Nesta perspectiva, o Tribunal considerou que a tendo o legislador regional extravasado o âmbito regional, na parte em que estabeleceu um regime especial de protecção aos portadores de DMJ recenseados na Região, traduzida na atribuição de uma pensão de invalidez e de subsídio de acompanhante a cargo do sistema de segurança social, a sua revogação pela legislação estadual não viola a autonomia legislativa regional, nem o referido princípio da supletividade. Ponderou o Tribunal que a organização, coordenação e financiamento do sistema de segurança social incumbe ao Estado por força do artigo 63.º, n.º 2, da Constituição, não podendo uma Região Autónoma criar, no respectivo âmbito geográfico, um sistema de benefícios sociais custeados pelo sistema geral de segurança social, com aumento da despesa global num orçamento unitário e com todas as consequências que isso implica, em termos de igualdade e justiça distributiva, no seio de um mesmo universo de beneficiários. Já o mesmo não sucede quanto às normas regionais que concedem material clínico de apoio, visando a satisfação directa e imediata de necessidades das pessoas portadoras de DMJ, através dos centros de saúde da Região, prestações que se contêm financeira e institucionalmente no âmbito regional.

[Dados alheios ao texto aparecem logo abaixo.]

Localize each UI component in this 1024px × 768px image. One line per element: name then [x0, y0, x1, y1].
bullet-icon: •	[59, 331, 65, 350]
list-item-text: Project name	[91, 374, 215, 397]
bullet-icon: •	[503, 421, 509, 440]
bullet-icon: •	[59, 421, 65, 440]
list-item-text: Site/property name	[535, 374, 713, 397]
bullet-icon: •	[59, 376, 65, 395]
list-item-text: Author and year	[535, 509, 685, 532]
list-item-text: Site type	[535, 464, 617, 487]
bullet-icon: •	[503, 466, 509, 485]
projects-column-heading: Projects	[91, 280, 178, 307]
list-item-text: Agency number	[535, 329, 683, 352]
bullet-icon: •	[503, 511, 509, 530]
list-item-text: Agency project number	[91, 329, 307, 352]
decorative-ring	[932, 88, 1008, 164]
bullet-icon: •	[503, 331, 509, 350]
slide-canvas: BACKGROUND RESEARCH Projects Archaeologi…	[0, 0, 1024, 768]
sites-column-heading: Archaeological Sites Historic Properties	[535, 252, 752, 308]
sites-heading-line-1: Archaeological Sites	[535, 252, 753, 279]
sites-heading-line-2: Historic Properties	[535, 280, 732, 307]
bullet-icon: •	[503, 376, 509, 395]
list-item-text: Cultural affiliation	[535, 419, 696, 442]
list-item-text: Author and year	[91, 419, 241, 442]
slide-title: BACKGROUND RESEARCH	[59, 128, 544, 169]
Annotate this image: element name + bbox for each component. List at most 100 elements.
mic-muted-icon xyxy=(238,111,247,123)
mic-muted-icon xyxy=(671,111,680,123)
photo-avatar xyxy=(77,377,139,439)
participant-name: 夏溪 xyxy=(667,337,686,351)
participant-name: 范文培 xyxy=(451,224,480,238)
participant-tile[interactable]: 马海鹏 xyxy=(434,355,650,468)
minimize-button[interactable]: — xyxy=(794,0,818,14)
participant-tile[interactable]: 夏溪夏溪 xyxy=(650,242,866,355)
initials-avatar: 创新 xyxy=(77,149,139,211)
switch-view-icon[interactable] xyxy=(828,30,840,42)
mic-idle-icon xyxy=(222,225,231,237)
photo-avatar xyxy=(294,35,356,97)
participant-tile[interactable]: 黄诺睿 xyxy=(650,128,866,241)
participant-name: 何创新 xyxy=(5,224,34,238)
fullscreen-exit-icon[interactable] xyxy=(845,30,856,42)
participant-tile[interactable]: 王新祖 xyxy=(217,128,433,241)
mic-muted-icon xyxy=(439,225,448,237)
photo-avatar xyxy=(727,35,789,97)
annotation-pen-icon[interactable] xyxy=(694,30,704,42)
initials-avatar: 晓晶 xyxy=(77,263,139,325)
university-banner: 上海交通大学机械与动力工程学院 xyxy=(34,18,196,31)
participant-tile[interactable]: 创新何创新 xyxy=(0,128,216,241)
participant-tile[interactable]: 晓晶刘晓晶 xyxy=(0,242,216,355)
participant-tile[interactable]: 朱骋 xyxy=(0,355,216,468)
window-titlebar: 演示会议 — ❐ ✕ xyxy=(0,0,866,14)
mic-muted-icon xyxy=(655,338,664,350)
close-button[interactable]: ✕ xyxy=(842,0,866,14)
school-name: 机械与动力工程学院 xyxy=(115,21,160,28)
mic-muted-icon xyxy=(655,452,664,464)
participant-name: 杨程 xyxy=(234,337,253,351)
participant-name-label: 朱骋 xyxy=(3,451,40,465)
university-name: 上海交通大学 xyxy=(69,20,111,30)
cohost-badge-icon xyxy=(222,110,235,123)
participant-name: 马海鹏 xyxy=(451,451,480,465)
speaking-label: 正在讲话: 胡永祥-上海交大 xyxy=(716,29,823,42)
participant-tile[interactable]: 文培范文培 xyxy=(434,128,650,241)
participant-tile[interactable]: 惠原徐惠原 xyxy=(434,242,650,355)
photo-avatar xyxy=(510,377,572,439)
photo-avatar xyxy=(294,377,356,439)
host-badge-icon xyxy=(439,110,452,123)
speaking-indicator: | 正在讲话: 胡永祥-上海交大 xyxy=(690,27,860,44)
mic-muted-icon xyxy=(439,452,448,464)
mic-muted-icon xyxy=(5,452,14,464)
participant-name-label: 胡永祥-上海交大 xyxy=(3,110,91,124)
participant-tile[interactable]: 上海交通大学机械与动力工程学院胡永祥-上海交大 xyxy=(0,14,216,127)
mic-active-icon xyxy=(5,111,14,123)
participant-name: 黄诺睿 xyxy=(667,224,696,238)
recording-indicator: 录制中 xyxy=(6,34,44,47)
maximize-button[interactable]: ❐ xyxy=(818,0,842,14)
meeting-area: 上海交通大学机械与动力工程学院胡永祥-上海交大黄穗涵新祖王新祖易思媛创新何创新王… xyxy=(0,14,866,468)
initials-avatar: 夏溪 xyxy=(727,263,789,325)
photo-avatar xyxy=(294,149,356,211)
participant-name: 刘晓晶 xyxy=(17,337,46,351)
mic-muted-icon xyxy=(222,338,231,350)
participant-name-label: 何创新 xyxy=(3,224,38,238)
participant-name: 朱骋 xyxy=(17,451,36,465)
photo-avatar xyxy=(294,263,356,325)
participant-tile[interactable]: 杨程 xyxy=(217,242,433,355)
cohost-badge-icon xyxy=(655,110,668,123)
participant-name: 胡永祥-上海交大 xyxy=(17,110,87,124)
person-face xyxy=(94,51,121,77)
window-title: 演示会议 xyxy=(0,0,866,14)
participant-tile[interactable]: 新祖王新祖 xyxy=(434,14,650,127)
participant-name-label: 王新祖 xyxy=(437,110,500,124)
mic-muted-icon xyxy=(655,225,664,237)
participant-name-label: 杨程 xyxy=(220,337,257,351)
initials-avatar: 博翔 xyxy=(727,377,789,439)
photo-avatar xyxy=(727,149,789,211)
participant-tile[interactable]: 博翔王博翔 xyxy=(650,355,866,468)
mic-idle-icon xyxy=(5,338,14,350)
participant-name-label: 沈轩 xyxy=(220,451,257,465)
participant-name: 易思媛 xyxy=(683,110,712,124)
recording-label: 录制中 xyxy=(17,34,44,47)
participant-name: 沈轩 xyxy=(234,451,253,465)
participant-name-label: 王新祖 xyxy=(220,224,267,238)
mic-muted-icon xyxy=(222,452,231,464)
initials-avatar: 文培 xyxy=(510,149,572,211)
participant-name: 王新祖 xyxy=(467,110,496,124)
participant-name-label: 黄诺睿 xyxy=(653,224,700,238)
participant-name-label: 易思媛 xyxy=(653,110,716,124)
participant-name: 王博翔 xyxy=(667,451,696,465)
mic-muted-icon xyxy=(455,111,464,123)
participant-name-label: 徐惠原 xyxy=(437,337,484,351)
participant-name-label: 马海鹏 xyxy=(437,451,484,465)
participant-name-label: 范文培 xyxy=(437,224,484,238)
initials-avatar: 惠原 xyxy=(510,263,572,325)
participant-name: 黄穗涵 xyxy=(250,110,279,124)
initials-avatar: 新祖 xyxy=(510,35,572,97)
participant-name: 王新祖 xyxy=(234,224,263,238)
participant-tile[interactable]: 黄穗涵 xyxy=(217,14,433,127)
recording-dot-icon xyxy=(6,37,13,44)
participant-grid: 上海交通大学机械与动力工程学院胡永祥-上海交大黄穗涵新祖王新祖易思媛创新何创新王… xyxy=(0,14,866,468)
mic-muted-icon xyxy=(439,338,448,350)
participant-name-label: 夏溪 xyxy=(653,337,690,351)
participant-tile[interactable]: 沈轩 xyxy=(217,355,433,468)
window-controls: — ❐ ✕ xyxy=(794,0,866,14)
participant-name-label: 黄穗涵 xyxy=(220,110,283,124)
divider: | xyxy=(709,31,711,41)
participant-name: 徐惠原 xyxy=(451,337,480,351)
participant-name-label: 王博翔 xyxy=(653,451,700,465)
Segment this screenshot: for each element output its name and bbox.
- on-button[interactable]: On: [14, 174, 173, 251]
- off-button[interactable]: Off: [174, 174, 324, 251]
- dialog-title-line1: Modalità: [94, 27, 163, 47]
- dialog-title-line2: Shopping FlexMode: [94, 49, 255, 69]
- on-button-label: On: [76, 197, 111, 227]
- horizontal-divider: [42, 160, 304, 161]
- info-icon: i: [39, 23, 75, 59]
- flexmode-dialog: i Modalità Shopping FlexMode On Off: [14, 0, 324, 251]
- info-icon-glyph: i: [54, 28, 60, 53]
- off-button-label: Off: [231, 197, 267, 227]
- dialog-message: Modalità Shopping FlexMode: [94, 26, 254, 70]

Quanto ao direito de audição, o acórdão entendeu que, embora a matéria da atribuição e da fixação do valor das pensões de invalidez e subsídio de acompanhante esteja reservada à Assembleia da República, tem de reconhecer-se uma especificidade na Região Autónoma dos Açores, quando se contemplam portadores de DMJ, que decorre do facto de esta patologia assumir aí uma particular incidência populacional com as graves consequências sociais inerentes e que, associada essa particular incidência à circunstância de o legislador pretender actuar sobre um regime jurídico criado pela Região substituindo-o por uma solução de âmbito nacional, se impunha que a revogação desse regime tivesse sido precedida de audição dos órgãos de governo próprio da Região, nos termos do n.º 2 do artigo 229.º da Constituição. E que o procedimento legislativo em causa não respeitou esse direito de audição.
Assim, o Tribunal concluiu pela declaração da inconstitucionalidade, com força obrigatória geral, (i) da alínea c) do artigo 13.º da Lei n.º 90/2009, na parte em que procede à revogação dos artigos 1.º, 5.º e 6.º do Decreto Legislativo Regional n.º 21/92/A, de 21 de outubro (material clínico de apoio), por violação conjugada das alíneas a) e j) do n.º 1 do artigo 227.º e do n.º 2 do artigo 228.º da Constituição (ii) e, aqui apenas por violação do nº 2 do artigo 229.º da Constituição (direito de audição), da mesma alínea c), na parte em que revoga os artigos 2.º a 4.º do Decreto Legislativo Regional n.º 21/92/A, bem como da alínea d) do artigo 13.º da Lei n.º 90/2009, de 31 de agosto (revogação do diploma regional regulamentar).
A decisão foi tomada por maioria, com um voto de vencido relativamente a uma parte da decisão e com uma declaração de voto quanto a outra parte.